We hear your cry for justice, healing, and truth to be revealed in this painful situation. The mental abuse you’ve endured from your husband and daughter, along with the betrayal of friends, is deeply grievous, and we stand with you in prayer before the throne of God, who sees all and judges righteously. The Bible tells us in Psalm 34:18, *"Yahweh is near to those who have a broken heart, and saves those who have a crushed spirit."* You are not forgotten, and your pain is not invisible to Him.
First, we must address the reality of sin in this situation—drugs, stealing, and hatred are not merely mistakes but violations of God’s commands. These actions grieve the Holy Spirit and bring destruction to relationships and families. In Ephesians 4:31-32, we are instructed, *"Let all bitterness, wrath, anger, outcry, and slander be put away from you, with all malice. And be kind to one another, tender hearted, forgiving each other, just as God also in Christ forgave you."* While this does not excuse their behavior, it reminds us that repentance and transformation are possible through Christ.
We also lift up the issue of mental abuse, which is a form of oppression that the Lord detests. Proverbs 31:8-9 commands us to *"Open your mouth for the mute, for the rights of all who are left desolate. Open your mouth, judge righteously, and serve justice to the poor and needy."* You have a right to be treated with dignity and love, as God’s Word declares in 1 Peter 3:7 that husbands are to honor their wives as *"heirs together of the grace of life."* Your daughter, too, is called to honor her mother (Exodus 20:12). Their failure to do so is sin, and we pray for conviction to fall upon their hearts.
Yet we must also examine our own hearts in this. While you are the victim of their sin, we are all called to forgive as Christ forgave us (Colossians 3:13). This does not mean tolerating abuse or remaining in harm’s way, but it does mean releasing bitterness and entrusting justice to God. Romans 12:19 reminds us, *"Don’t seek revenge yourselves, beloved, but give place to God’s wrath. For it is written, ‘Vengeance belongs to me; I will repay, says the Lord.’"* The truth *will* come out, for God is a God of justice, and He will not be mocked.
We also want to gently address the mention of "drugs" in your request. If you or anyone in your household is struggling with substance abuse, we urge you to seek biblical counseling and accountability. 1 Corinthians 6:19-20 warns, *"Or don’t you know that your body is a temple of the Holy Spirit who is in you, whom you have from God? You are not your own, for you were bought with a price. Therefore glorify God in your body and in your spirit, which are God’s."* Addiction is a spiritual battle, and victory is found in Christ alone.
Now, let us pray:
Heavenly Father, we come before You with heavy hearts, lifting up this dear sister who has endured so much pain at the hands of those who should have loved and protected her. Lord, You see the mental abuse, the betrayal, the theft, and the hatred that has been sown into her life. We ask that You would bring the truth to light in a mighty way—let deception be exposed, let repentance come, and let Your justice prevail. Heal her heart, Father, from every wound, and restore what has been broken. Give her strength to stand firm in Your love and to forgive as You have forgiven her.
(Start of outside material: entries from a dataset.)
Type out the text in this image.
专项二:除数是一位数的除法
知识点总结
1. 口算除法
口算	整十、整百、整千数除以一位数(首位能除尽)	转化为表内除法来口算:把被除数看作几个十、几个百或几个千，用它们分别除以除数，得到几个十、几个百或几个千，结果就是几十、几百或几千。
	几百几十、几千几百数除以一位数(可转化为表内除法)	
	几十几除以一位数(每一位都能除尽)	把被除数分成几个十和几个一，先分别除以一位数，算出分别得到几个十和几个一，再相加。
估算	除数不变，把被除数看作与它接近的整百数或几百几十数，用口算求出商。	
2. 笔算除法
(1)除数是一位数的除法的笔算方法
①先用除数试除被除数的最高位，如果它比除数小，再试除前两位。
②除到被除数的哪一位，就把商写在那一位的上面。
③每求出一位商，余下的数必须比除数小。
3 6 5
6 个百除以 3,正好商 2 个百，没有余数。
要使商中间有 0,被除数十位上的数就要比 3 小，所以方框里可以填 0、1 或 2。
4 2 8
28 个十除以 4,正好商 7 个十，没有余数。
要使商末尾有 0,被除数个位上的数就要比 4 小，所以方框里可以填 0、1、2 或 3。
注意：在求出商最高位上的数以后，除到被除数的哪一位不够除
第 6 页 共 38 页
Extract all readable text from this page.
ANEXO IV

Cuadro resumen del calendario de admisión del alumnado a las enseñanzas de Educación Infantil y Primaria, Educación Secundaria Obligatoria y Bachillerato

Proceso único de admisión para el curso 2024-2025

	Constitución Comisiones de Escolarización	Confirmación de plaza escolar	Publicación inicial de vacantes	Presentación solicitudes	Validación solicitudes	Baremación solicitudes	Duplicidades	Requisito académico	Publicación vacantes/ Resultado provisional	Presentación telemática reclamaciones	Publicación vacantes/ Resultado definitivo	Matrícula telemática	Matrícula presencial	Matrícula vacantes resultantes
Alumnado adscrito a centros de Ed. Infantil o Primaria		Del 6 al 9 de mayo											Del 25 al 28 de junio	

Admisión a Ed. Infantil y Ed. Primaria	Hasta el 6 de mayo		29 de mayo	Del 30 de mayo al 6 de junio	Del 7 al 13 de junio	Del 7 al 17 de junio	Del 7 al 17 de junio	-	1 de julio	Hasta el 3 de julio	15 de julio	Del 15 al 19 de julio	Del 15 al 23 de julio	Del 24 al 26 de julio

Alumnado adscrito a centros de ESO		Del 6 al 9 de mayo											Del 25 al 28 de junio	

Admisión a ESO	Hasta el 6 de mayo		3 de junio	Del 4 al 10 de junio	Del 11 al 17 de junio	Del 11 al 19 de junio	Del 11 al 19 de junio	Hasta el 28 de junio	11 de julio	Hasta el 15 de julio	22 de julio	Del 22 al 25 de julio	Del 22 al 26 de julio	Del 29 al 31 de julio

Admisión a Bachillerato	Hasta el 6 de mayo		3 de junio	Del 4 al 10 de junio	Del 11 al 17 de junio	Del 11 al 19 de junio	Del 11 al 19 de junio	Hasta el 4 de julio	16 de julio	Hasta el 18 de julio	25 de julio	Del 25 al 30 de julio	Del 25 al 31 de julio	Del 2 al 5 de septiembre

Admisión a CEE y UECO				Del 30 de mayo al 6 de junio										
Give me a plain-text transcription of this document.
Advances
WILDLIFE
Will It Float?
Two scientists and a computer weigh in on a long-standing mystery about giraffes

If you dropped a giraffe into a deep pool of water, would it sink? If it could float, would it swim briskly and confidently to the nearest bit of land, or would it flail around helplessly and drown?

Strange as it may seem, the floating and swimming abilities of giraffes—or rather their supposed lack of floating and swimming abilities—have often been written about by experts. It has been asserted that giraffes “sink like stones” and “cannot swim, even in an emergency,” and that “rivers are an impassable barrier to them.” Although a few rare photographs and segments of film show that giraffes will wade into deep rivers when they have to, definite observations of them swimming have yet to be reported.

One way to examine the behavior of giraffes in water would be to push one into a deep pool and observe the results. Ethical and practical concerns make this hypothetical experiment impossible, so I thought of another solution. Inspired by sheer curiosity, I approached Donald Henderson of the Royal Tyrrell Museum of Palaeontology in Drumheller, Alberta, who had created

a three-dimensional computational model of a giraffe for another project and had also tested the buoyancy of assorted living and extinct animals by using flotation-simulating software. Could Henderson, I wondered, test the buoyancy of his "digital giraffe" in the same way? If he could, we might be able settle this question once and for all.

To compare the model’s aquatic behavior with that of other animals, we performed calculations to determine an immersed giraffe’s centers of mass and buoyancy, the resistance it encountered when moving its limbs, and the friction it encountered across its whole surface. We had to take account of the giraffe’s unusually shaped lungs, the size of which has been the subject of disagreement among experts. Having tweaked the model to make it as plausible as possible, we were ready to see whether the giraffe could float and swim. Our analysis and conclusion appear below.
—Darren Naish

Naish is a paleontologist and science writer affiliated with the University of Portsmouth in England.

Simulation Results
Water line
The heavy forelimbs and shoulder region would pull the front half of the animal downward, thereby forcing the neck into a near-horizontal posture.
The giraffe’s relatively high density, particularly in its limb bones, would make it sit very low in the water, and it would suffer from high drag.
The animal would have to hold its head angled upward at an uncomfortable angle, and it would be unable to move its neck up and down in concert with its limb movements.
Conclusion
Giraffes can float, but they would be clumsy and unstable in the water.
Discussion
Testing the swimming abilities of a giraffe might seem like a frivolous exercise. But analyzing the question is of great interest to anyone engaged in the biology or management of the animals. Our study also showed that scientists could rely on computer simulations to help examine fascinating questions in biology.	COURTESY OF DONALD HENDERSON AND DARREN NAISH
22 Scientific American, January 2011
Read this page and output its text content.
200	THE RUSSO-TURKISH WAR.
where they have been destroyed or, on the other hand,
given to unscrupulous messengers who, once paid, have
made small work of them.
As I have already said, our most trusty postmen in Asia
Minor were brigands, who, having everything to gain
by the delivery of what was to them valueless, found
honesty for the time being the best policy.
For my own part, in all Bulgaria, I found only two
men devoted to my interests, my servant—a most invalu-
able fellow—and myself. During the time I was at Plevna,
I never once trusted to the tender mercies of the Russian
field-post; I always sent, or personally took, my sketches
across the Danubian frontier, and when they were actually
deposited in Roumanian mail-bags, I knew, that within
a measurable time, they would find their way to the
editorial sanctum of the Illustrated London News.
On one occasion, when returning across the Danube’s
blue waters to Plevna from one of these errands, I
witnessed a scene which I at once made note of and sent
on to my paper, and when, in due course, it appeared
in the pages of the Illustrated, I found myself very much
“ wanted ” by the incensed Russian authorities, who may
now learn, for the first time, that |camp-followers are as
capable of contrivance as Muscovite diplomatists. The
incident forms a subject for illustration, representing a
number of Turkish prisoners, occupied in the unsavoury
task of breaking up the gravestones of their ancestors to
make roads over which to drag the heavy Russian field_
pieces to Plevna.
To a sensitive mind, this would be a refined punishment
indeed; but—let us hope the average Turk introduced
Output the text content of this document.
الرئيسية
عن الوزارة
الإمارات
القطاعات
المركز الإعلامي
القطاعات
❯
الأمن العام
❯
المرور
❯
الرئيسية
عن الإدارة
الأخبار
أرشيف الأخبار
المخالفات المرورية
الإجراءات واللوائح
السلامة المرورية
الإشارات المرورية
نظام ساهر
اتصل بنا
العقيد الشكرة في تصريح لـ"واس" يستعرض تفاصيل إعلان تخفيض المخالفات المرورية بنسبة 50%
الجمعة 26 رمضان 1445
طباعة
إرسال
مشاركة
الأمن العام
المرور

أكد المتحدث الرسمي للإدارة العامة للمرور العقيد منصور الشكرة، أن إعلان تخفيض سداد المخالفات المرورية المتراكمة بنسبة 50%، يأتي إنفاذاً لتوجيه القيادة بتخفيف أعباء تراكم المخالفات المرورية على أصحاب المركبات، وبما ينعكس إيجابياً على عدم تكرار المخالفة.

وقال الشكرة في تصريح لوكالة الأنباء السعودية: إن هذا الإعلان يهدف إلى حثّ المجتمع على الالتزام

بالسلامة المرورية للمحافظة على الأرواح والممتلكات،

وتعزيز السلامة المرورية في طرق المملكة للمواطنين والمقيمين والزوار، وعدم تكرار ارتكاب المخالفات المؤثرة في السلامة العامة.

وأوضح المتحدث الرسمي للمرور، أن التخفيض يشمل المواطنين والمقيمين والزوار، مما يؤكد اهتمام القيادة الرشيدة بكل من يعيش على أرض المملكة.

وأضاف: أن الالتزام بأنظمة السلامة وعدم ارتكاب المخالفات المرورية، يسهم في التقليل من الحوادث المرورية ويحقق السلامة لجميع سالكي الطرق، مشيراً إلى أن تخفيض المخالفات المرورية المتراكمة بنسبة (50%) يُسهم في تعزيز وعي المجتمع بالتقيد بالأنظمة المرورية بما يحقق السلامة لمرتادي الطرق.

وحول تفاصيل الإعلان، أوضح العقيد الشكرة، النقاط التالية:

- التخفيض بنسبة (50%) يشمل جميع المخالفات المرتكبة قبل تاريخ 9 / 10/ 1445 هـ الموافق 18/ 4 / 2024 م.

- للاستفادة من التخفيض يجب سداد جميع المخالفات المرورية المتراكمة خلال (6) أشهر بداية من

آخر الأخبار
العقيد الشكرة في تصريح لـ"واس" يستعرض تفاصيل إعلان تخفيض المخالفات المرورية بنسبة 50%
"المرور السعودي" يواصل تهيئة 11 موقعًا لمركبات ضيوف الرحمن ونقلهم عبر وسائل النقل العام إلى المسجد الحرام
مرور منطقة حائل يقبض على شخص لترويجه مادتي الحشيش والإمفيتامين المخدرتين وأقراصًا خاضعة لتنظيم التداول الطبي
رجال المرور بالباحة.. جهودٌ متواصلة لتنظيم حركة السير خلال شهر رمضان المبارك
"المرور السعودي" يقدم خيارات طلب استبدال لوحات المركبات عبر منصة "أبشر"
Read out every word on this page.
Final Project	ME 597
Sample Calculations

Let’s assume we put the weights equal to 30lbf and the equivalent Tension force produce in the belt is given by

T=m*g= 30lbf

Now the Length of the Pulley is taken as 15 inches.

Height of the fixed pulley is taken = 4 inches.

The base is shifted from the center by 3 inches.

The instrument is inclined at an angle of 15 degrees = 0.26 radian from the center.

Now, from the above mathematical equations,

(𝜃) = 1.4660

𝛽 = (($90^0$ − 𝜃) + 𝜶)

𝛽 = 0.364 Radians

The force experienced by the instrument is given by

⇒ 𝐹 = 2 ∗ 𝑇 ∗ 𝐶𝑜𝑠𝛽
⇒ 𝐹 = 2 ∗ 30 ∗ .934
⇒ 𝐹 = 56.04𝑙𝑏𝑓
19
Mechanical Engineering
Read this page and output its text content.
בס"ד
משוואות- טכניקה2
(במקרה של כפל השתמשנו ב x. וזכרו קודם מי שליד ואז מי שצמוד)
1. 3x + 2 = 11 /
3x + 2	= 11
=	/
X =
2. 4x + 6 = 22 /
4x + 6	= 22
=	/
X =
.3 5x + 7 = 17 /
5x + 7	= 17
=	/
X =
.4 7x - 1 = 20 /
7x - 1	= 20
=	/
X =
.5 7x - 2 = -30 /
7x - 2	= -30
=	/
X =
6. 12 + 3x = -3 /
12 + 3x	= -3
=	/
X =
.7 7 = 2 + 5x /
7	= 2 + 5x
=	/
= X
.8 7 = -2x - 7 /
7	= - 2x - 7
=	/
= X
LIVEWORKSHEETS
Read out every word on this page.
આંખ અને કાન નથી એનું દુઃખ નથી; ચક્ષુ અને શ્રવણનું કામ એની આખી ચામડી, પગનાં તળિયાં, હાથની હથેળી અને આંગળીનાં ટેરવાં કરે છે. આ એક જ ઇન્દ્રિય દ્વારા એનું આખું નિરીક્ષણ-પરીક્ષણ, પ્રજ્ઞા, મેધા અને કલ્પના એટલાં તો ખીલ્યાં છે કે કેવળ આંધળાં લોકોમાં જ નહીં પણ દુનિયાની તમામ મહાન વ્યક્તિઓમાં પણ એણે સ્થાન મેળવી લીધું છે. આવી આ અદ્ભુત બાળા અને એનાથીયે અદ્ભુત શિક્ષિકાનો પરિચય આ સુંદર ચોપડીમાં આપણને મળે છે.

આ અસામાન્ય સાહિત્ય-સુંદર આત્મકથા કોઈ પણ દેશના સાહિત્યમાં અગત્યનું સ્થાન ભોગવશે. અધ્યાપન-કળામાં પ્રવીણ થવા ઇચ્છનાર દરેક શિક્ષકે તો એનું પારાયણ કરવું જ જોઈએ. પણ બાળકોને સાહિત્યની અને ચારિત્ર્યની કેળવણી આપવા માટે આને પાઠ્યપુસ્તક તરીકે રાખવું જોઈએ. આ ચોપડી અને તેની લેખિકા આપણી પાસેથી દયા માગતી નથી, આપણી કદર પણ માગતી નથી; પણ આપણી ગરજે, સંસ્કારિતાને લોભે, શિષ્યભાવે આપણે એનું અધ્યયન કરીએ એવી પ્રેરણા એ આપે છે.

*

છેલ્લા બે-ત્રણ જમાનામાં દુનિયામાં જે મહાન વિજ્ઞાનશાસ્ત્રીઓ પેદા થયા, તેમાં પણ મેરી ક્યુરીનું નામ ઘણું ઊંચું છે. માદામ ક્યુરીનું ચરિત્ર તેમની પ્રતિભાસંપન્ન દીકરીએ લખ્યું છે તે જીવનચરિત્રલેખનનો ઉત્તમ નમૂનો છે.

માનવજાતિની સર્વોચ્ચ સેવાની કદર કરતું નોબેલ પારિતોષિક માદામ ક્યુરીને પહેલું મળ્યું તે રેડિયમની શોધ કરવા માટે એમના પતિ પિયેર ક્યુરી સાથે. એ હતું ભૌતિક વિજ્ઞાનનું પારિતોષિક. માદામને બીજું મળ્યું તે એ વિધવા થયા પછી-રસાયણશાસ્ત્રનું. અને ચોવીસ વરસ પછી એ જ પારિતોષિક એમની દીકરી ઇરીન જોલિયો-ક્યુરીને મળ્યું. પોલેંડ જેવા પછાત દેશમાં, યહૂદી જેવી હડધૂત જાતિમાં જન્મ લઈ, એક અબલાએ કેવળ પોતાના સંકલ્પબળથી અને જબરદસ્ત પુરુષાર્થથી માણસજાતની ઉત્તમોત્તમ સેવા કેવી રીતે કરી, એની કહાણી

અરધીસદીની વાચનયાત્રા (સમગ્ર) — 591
We pray for her husband and daughter, that Your Holy Spirit would convict them of their sin and draw them to repentance. Break the chains of addiction, Lord, and replace their hearts of stone with hearts of flesh. Let them see the destruction they have caused and turn to You for restoration. If there are friends who have also betrayed her, we ask that You would either bring them to repentance or remove them from her life if they continue in hardness of heart.
Father, we declare that no weapon formed against her shall prosper (Isaiah 54:17). We speak peace over her mind, healing over her emotions, and protection over her life. Surround her with godly community—believers who will love her, pray for her, and stand with her. Give her wisdom in how to navigate this season, whether that means setting boundaries, seeking counseling, or even separation if necessary for her safety. Above all, let her know that she is deeply loved by You.
We ask all these things in the mighty name of Jesus Christ, the One who bore our griefs and carried our sorrows (Isaiah 53:4). May Your will be done in this situation, and may Your name be glorified. Amen.
In the days ahead, we encourage you to seek godly counsel—whether through a pastor, a biblical counselor, or a trusted Christian friend. You do not have to walk this path alone. Proverbs 11:14 says, *"Where there is no counsel, the people fall; but in the multitude of counselors there is safety."* If you are in immediate danger, we urge you to contact local authorities or a domestic abuse hotline for protection.
Remember, dear sister, that your worth is not defined by how others treat you but by how Christ sees you. You are His beloved, and He is making all things new (Revelation 21:5). Keep your eyes on Him, and trust that He will lead you into a future filled with hope (Jeremiah 29:11).